More importantly, the detection of neutralizing antibodies to HPAIV in farmworkers highlights the possibility of previous infections that remained undetected during the acute infection phase.
This highlights the possibility of underreporting of HPAIV infections among farmworkers, which can then lead to large outbreaks even outside farmworker communities.
“I’m convinced there are more people infected than we know,” lead author Gregory Gray, MD, MPH, an infectious disease researcher at UTMB, told NPR. “That’s largely because our surveillance is very poor.”

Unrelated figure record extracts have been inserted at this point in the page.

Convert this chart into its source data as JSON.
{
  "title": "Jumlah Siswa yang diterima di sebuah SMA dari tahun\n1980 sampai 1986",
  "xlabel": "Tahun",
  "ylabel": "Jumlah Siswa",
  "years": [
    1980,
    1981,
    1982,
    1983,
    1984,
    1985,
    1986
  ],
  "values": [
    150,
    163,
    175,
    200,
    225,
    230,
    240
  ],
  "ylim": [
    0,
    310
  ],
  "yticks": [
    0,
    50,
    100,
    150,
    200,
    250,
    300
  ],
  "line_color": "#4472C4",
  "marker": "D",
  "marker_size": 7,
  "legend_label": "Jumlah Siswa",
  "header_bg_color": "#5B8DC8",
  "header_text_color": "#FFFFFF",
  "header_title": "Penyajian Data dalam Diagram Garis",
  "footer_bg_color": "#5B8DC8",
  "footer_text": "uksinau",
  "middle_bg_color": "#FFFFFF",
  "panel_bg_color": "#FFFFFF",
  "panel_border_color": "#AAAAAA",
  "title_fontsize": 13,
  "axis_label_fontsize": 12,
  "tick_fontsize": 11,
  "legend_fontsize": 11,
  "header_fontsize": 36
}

The U.S. Centers for Disease Control and Prevention (CDC) decides whether to vaccinate agricultural workers against HPAIV based on surveillance data, which indicate a low prevalence of HPAIV infection.
This low prevalence is due to low screening rates among farm workers. Many infections may remain undiagnosed in people who have been exposed to sick dairy cows.
“What we’re seeing may not be exactly the tip of the iceberg, but it’s certainly not the whole story,” said Richard Webby, director of the World Health Organization Collaborating Center for Influenza at St. Jude Children’s Research Hospital in Memphis, Tennessee.
Studies to identify new respiratory viruses are rarely conducted on dairy farms due to fear of business losses. As Gregory Gray noted, without collaborative efforts between government and the livestock industry, the risks of this virus in the United States will remain unknown.
This highlights the need to collect more comprehensive epidemiological data, which are necessary for designing future interventions against H5N1 HPAIV in cattle herds.
*Important Notice: medRxiv publishes preliminary scientific reports that are not peer-reviewed and, therefore, should not be regarded as conclusive, guide clinical practice/health-related behavior, or treated as established information.